Nichts wird weggeschmissen, so viel habe ich inzwischen gelernt. Bob hat zu mir gesagt: "Wenn du in einem Schlachthaus 'Darf ich das wegschmeißen?' sagst, wirst du nur um ein Haar nicht standrechtlich erschossen, aber es fehlt nicht viel." Aber die Nägel des Schweines landen auf dem Boden. Ich überlege mir, ob ich einen Nagel als Souvenir mitnehmen soll, sehe jedoch davon ab. Das Radio läuft. Über dem Lärm des Schlachtens tönt ein Hit. In der nächsten Phase werden die letzten Borstenhaare abgebrannt. Ich würde nichts lieber sagen wollen als "Es gibt nichts Herrlicheres in der Frühe als den Geruch verbrannter Schweinsborsten." Leider ist das nicht wahr.

Anschließend wird das Schwein aufgeschnitten, und seine Innereien werden fachmännisch herausgeholt. Hans, ein Mann in den Fünfzigern, der seit zwei Jahren bei Bob arbeitet, macht das heute Morgen. Es gibt auch noch einen anderen Hans, der ist Miteigentümer der Schlachterei. Er arbeitet heute auch mit. Die Eingeweide werden neben das Schwein gehängt, denn die müssen auch zur Kontrolle angeboten werden. Die Schweinsklauen werden mit Nummern versehen. Lunge, Herz, Leber, Nieren, Milz des Schweines sind wunderschön, das Gegenteil von eklig. So wie sie da nebeneinanderhängen, hat man das Gefühl, als betrachte man ein Stillleben. Der Schlachter ist auch Maler.

"Fly me to the moon"

Nach den Schweinen sind die Lämmer dran. Sie werden mit einem Bolzenschussgerät betäubt und danach aufgeschnitten. "Wenn du rumschreist, werden sie total verrückt", sagt Bob. "Wenn du selbst ruhig bist, sind die Tiere auch ruhig." "Fly me to the moon", singt Hans, bevor er die Lämmer mit dem Bolzenschussgerät hirntot macht. Wäre es nicht gut für diese Reportage, wenn ich selbst auch ein Lamm töten würde? Wäre es nicht gut für mich als Menschen, das Handwerk des Tötens zu lernen?
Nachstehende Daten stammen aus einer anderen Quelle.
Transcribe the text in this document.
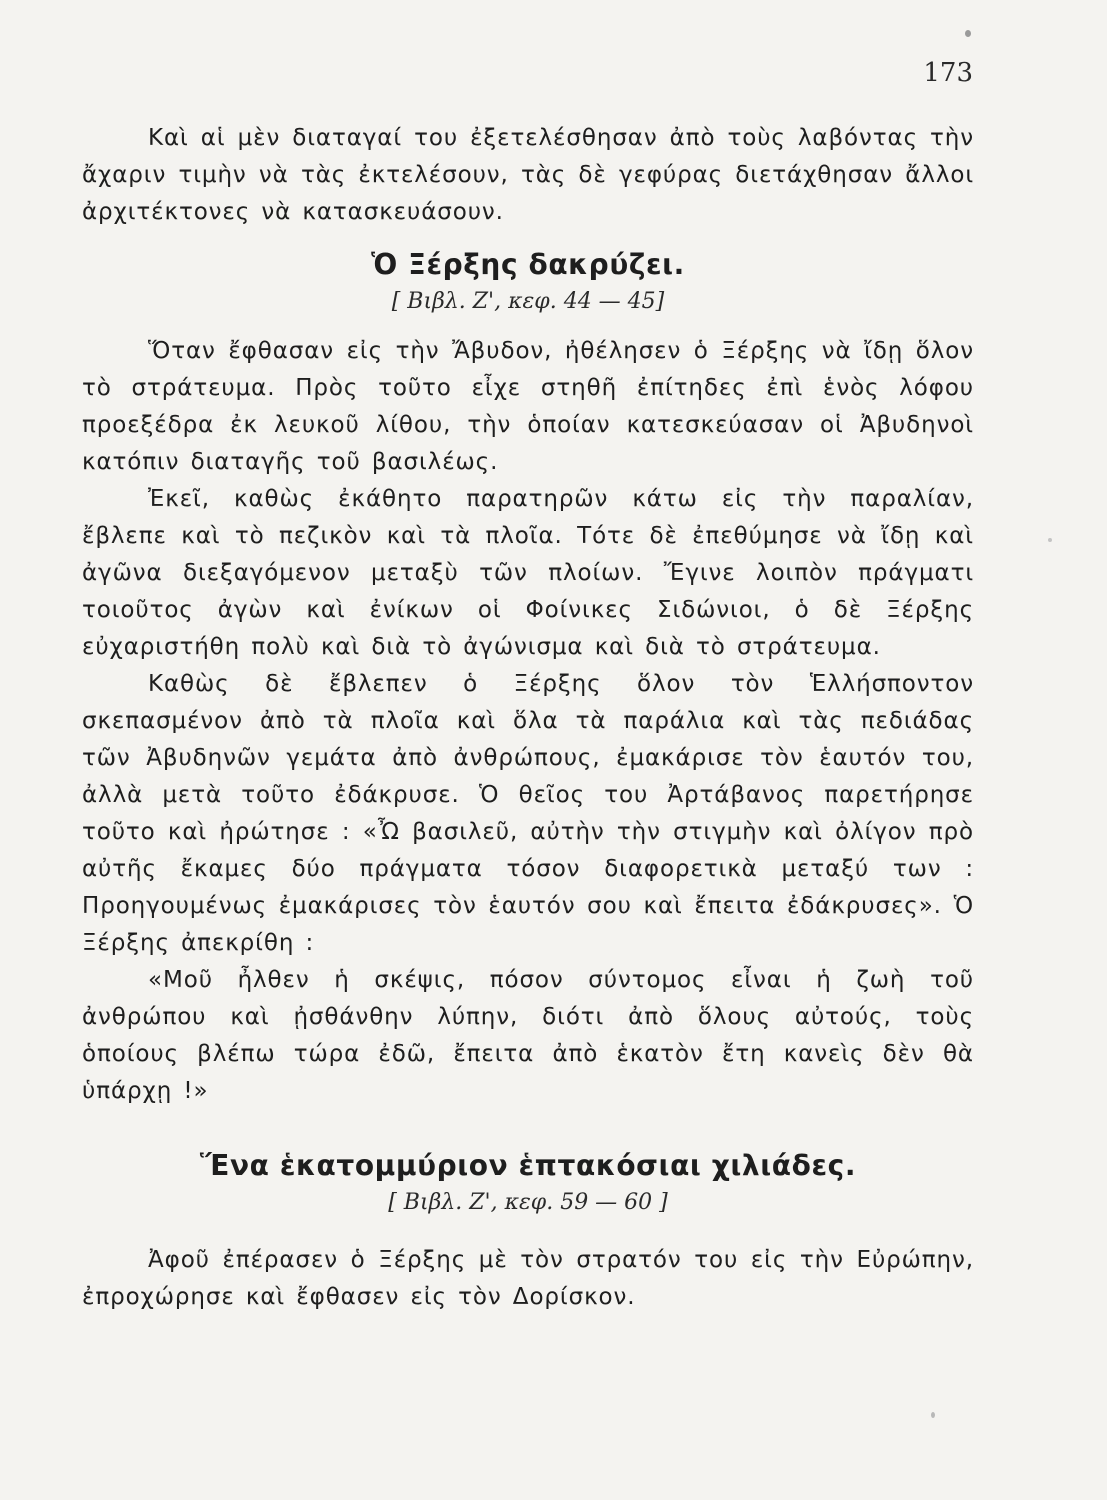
173

Καὶ αἱ μὲν διαταγαί του ἐξετελέσθησαν ἀπὸ τοὺς λαβόντας τὴν ἄχαριν τιμὴν νὰ τὰς ἐκτελέσουν, τὰς δὲ γεφύρας διετάχθησαν ἄλλοι ἀρχιτέκτονες νὰ κατασκευάσουν.

Ὁ Ξέρξης δακρύζει.
[ Βιβλ. Ζ', κεφ. 44 — 45]

Ὅταν ἔφθασαν εἰς τὴν Ἄβυδον, ἠθέλησεν ὁ Ξέρξης νὰ ἴδῃ ὅλον τὸ στράτευμα. Πρὸς τοῦτο εἶχε στηθῆ ἐπίτηδες ἐπὶ ἑνὸς λόφου προεξέδρα ἐκ λευκοῦ λίθου, τὴν ὁποίαν κατεσκεύασαν οἱ Ἀβυδηνοὶ κατόπιν διαταγῆς τοῦ βασιλέως.

Ἐκεῖ, καθὼς ἐκάθητο παρατηρῶν κάτω εἰς τὴν παραλίαν, ἔβλεπε καὶ τὸ πεζικὸν καὶ τὰ πλοῖα. Τότε δὲ ἐπεθύμησε νὰ ἴδῃ καὶ ἀγῶνα διεξαγόμενον μεταξὺ τῶν πλοίων. Ἔγινε λοιπὸν πράγματι τοιοῦτος ἀγὼν καὶ ἐνίκων οἱ Φοίνικες Σιδώνιοι, ὁ δὲ Ξέρξης εὐχαριστήθη πολὺ καὶ διὰ τὸ ἀγώνισμα καὶ διὰ τὸ στράτευμα.

Καθὼς δὲ ἔβλεπεν ὁ Ξέρξης ὅλον τὸν Ἑλλήσποντον σκεπασμένον ἀπὸ τὰ πλοῖα καὶ ὅλα τὰ παράλια καὶ τὰς πεδιάδας τῶν Ἀβυδηνῶν γεμάτα ἀπὸ ἀνθρώπους, ἐμακάρισε τὸν ἑαυτόν του, ἀλλὰ μετὰ τοῦτο ἐδάκρυσε. Ὁ θεῖος του Ἀρτάβανος παρετήρησε τοῦτο καὶ ἠρώτησε : «Ὦ βασιλεῦ, αὐτὴν τὴν στιγμὴν καὶ ὀλίγον πρὸ αὐτῆς ἔκαμες δύο πράγματα τόσον διαφορετικὰ μεταξύ των : Προηγουμένως ἐμακάρισες τὸν ἑαυτόν σου καὶ ἔπειτα ἐδάκρυσες». Ὁ Ξέρξης ἀπεκρίθη :

«Μοῦ ἦλθεν ἡ σκέψις, πόσον σύντομος εἶναι ἡ ζωὴ τοῦ ἀνθρώπου καὶ ᾐσθάνθην λύπην, διότι ἀπὸ ὅλους αὐτούς, τοὺς ὁποίους βλέπω τώρα ἐδῶ, ἔπειτα ἀπὸ ἑκατὸν ἔτη κανεὶς δὲν θὰ ὑπάρχῃ !»

Ἕνα ἑκατομμύριον ἑπτακόσιαι χιλιάδες.
[ Βιβλ. Ζ', κεφ. 59 — 60 ]

Ἀφοῦ ἐπέρασεν ὁ Ξέρξης μὲ τὸν στρατόν του εἰς τὴν Εὐρώπην, ἐπροχώρησε καὶ ἔφθασεν εἰς τὸν Δορίσκον.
Heute schlachten wir elf Schafe, zwei Ponys, 21 Rinder und 17 Schweine. "Die Ponys sind kugelrund", sagt Bob, "in Frankreich macht man aus ihnen Salami, aber in den Niederlanden kauft das keiner. Das wird Tierfutter. "Wieso schlachten wir Ponys?", informiere ich mich. "Der Besitzer bekam Q-Fieber, er konnte sie nicht mehr halten." Alle Tiere haben eine persönliche Identifikationsnummer, die es theoretisch ermöglicht, jederzeit herauszufinden, welches Stück Rindfleisch zu welcher Kuh gehörte, aber Pferde und Ponys haben Namen. Heute schlachten wir Sabrina und Pebbles. Die Pferdeausweise liegen auf dem Tisch – Ponys gelten als Pferde. Nachher, wenn die Tiere untersucht sind, werden ihre Pferdeausweise mithilfe eines Lochers ungültig gemacht, vermutlich um einen möglichen Missbrauch der Pferdeausweise auszuschließen. Es wird langsam Tag, auf den Feldern liegt Tau. "Hast du gut geschlafen?", frage ich Bob. "Ich habe mich herrlich an den Körper meines Chicks gekuschelt", antwortet Bob.

Menschen sind für ihn auch Tiere. Was sieht er in mir? Einen Fuchs, der abends durch die Vorstadt streunt und einen Abfalleimer nach dem anderen plündert? Von unten her ertönt das Geräusch der Schleifmaschine – als würde ein schwer beladener Güteraufzug hochgezogen. Zuerst die Schweine. "In der Schlachterei arbeiten beinahe keine Frauen", sage ich zu Bob. "In den großen industriellen Schlachthöfen schon", antwortet Bob. "Polnische Frauen. Oft auch noch eine Augenweide. Was sie hier verdienen, ist dort ein Vermögen."

An den Tod gewöhnt

In einer knappen halben Stunde sind vier Schweine tot. Ich wundere mich darüber, wie schnell man sich an den Tod gewöhnt. Als würde ich seit Jahren in Gummistiefeln zwischen Blut, Fett und Eingeweiden herumwaten. Wenn man der werden muss, der man ist, dann weiß ich, wer ich bin: ein selbstbewusster, anständiger Mörder. Bloß an das Radio kann ich mich nicht gewöhnen. Ich würde lieber mit Tschaikowsky schlachten, mit dem Finale aus Schwanensee.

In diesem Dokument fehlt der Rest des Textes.